ARACAJU/SE, 15 de maio de 2026 , 3:10:40

Sergipe registra primeira morte em decorrência da Influenza A H3N2

Da redação, AJN1

A Secretaria de Estado da Saúde (SES) confirmou nesta terça-feira (28), o primeiro óbito em decorrência da Influenza A H3N2. Trata-se de uma mulher, de 36 anos, residente em Aracaju. Ela morreu no dia 20 de dezembro, e era portadora de bronquite asmática.

A morte da mulher está registrada no Alerta Epidemiológico divulgado pela SES, que detalha qual a situação do estado com relação a disseminação da Influenza.

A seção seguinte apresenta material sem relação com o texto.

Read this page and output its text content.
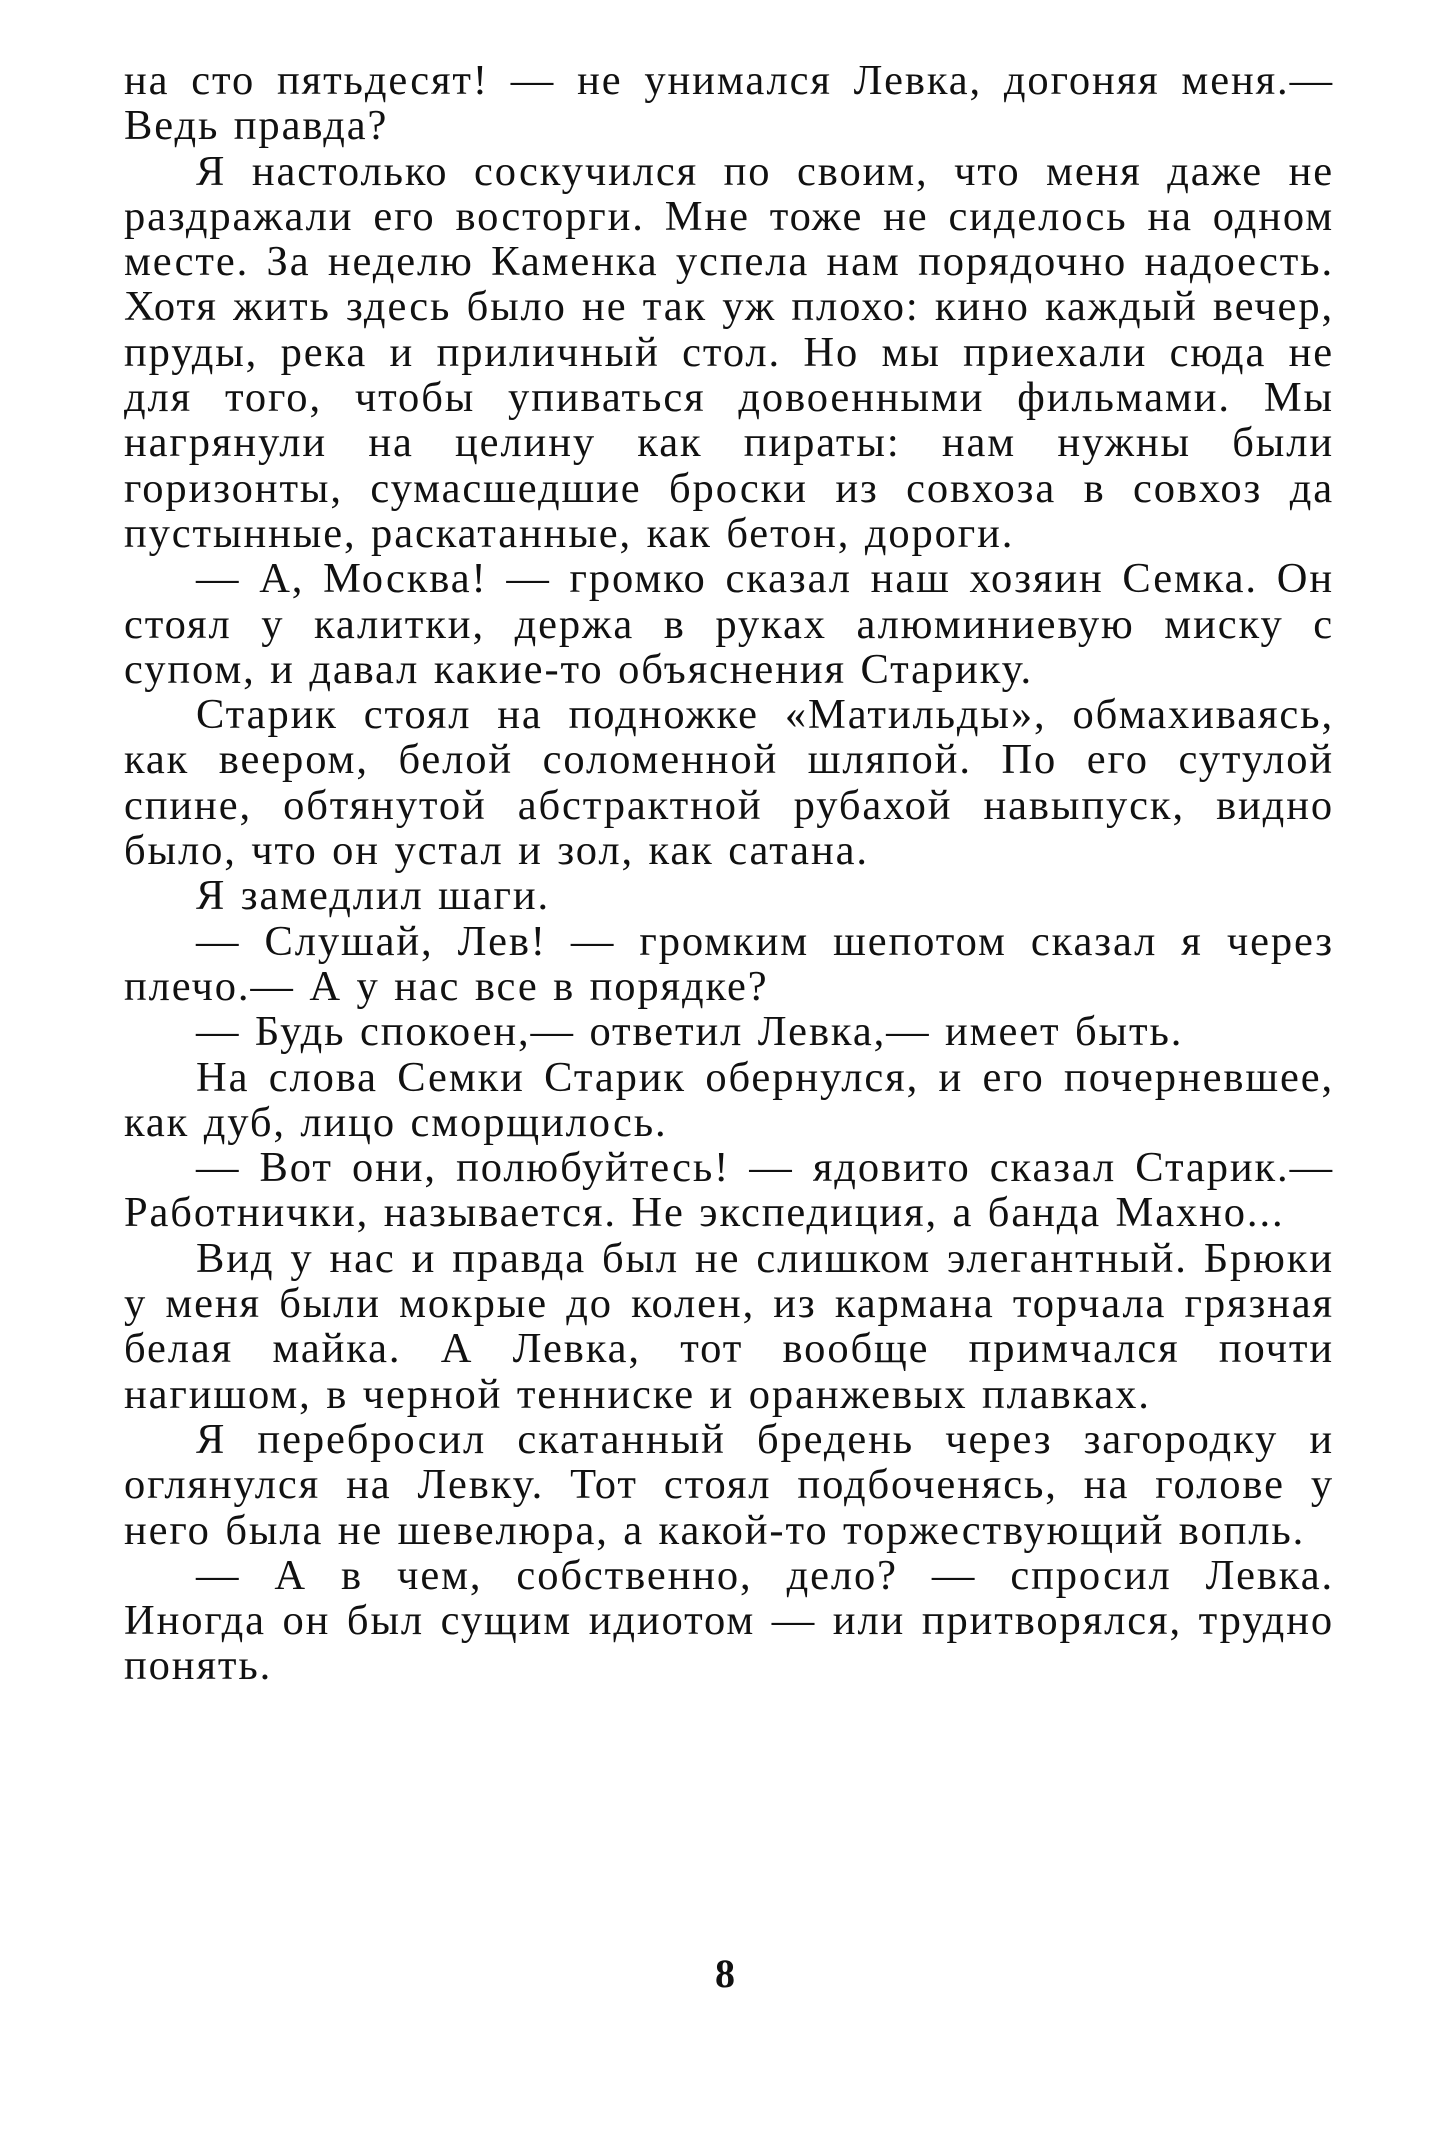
на сто пятьдесят! — не унимался Левка, догоняя меня.— Ведь правда?

Я настолько соскучился по своим, что меня даже не раздражали его восторги. Мне тоже не сиделось на одном месте. За неделю Каменка успела нам порядочно надоесть. Хотя жить здесь было не так уж плохо: кино каждый вечер, пруды, река и приличный стол. Но мы приехали сюда не для того, чтобы упиваться довоенными фильмами. Мы нагрянули на целину как пираты: нам нужны были горизонты, сумасшедшие броски из совхоза в совхоз да пустынные, раскатанные, как бетон, дороги.

— А, Москва! — громко сказал наш хозяин Семка. Он стоял у калитки, держа в руках алюминиевую миску с супом, и давал какие-то объяснения Старику.

Старик стоял на подножке «Матильды», обмахиваясь, как веером, белой соломенной шляпой. По его сутулой спине, обтянутой абстрактной рубахой навыпуск, видно было, что он устал и зол, как сатана.

Я замедлил шаги.

— Слушай, Лев! — громким шепотом сказал я через плечо.— А у нас все в порядке?

— Будь спокоен,— ответил Левка,— имеет быть.

На слова Семки Старик обернулся, и его почерневшее, как дуб, лицо сморщилось.

— Вот они, полюбуйтесь! — ядовито сказал Старик.— Работнички, называется. Не экспедиция, а банда Махно...

Вид у нас и правда был не слишком элегантный. Брюки у меня были мокрые до колен, из кармана торчала грязная белая майка. А Левка, тот вообще примчался почти нагишом, в черной тенниске и оранжевых плавках.

Я перебросил скатанный бредень через загородку и оглянулся на Левку. Тот стоял подбоченясь, на голове у него была не шевелюра, а какой-то торжествующий вопль.

— А в чем, собственно, дело? — спросил Левка. Иногда он был сущим идиотом — или притворялся, трудно понять.

8
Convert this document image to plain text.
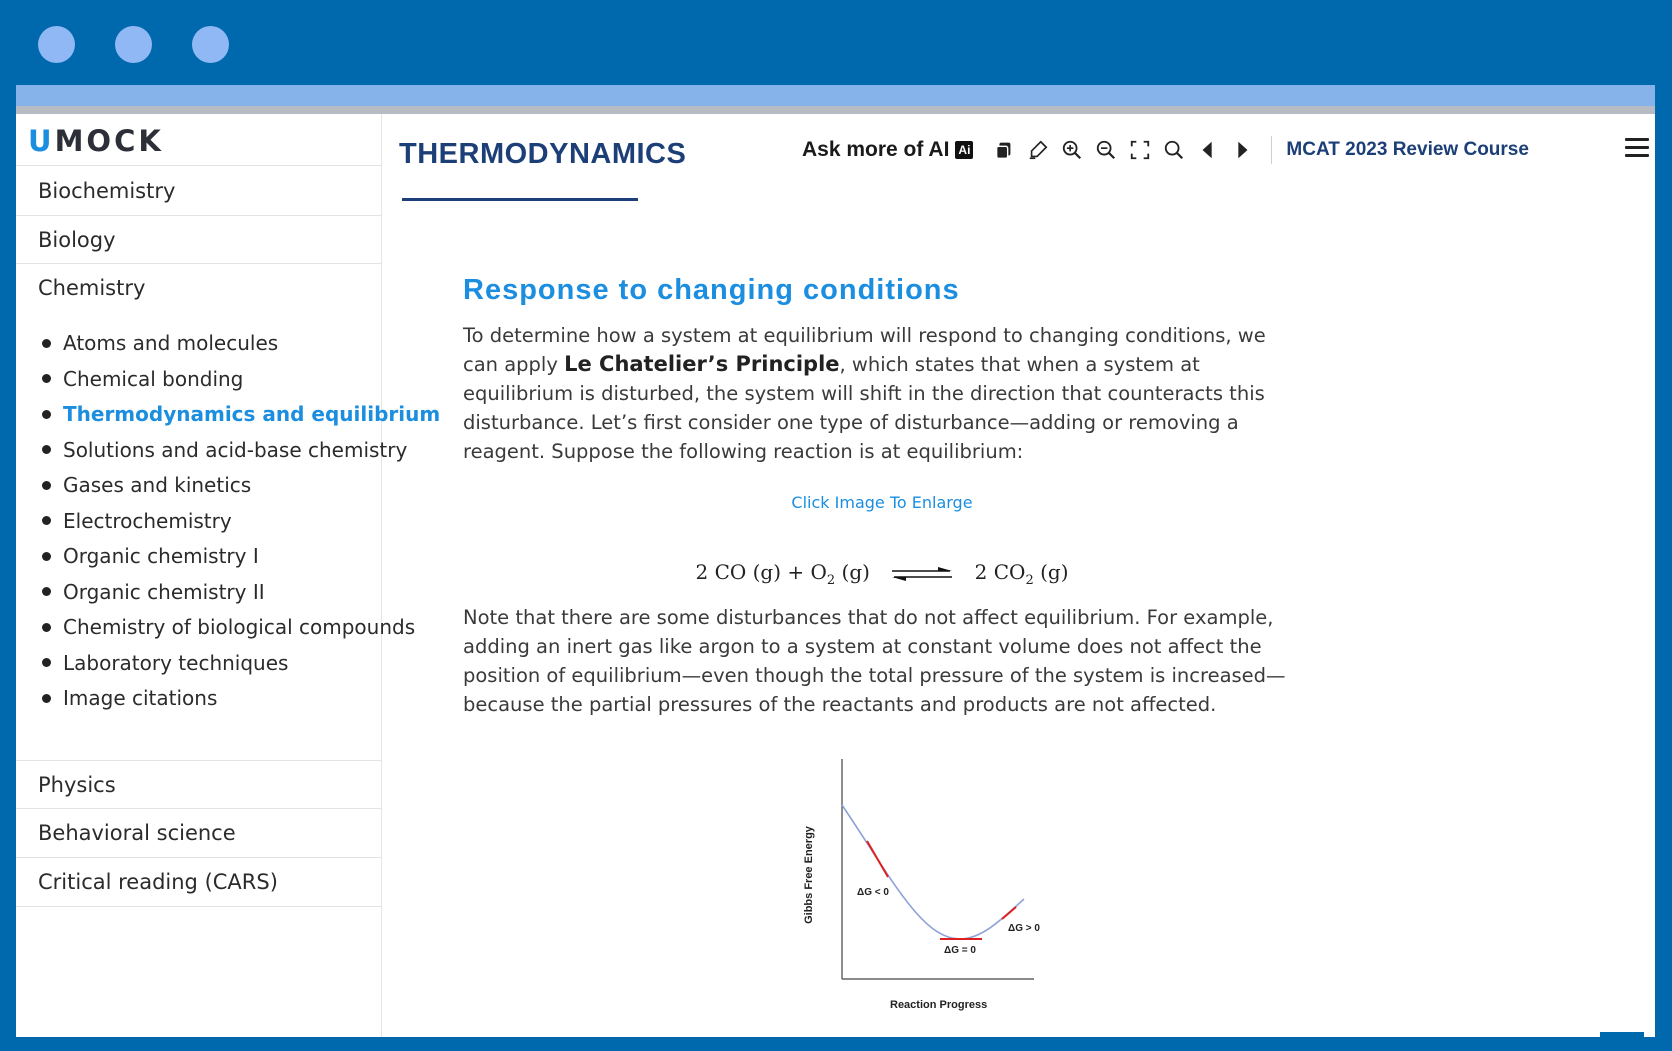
UMOCK
Biochemistry
Biology
Chemistry
Atoms and molecules
Chemical bonding
Thermodynamics and equilibrium
Solutions and acid-base chemistry
Gases and kinetics
Electrochemistry
Organic chemistry I
Organic chemistry II
Chemistry of biological compounds
Laboratory techniques
Image citations
Physics
Behavioral science
Critical reading (CARS)
THERMODYNAMICS	Ask more of AI Ai	MCAT 2023 Review Course
Response to changing conditions
To determine how a system at equilibrium will respond to changing conditions, we can apply Le Chatelier’s Principle, which states that when a system at equilibrium is disturbed, the system will shift in the direction that counteracts this disturbance. Let’s first consider one type of disturbance—adding or removing a reagent. Suppose the following reaction is at equilibrium:
Click Image To Enlarge
2 CO $(g) + O_2$ (g) ⇌ 2 $CO_2$ (g)
Note that there are some disturbances that do not affect equilibrium. For example, adding an inert gas like argon to a system at constant volume does not affect the position of equilibrium—even though the total pressure of the system is increased— because the partial pressures of the reactants and products are not affected.
Gibbs Free Energy
Reaction Progress
ΔG < 0
ΔG = 0
ΔG > 0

Até esta segunda-feira, a SES, via Laboratório Central de Sergipe (Lacen), registrou 257 amostras positivas para Influenza A H3N2.

Foi identificada também a circulação do vírus em 32 municípios sergipanos, sendo que em quatro deles houve registro de casos que necessitaram de internação.

Reunião

A SES, por meio das diretorias de Vigilância em Saúde e de Atenção às Urgências e Especializada, reuniu nesta terça-feira (28), de forma remota, as unidades que compõem a rede hospitalar pública. O objetivo foi o de ouvir os dirigentes dos Hospitais Regionais e Unidades de Pronto Atendimento (UPAS) para saber como estão as portas de urgência em relação ao paciente com síndrome gripal e orientar quanto a notificação de casos, organização do fluxo de atendimento e coleta de exames.

Os dirigentes foram unânimes em apontar o aumento no volume de atendimento, ocasionado principalmente pelos casos de síndrome gripal, em alguns hospitais chegando a responder por 80% dos casos que têm chegado às portas de urgência. Além de ouvir as unidades para conhecer todo o cenário que envolve a síndrome gripal, desde os casos de baixa complexidade às internações, a reunião teve também a finalidade de orientar os dirigentes sobre a importância da notificação compulsória dos casos, bem como a adequada coleta de amostras e envio para o Lacen.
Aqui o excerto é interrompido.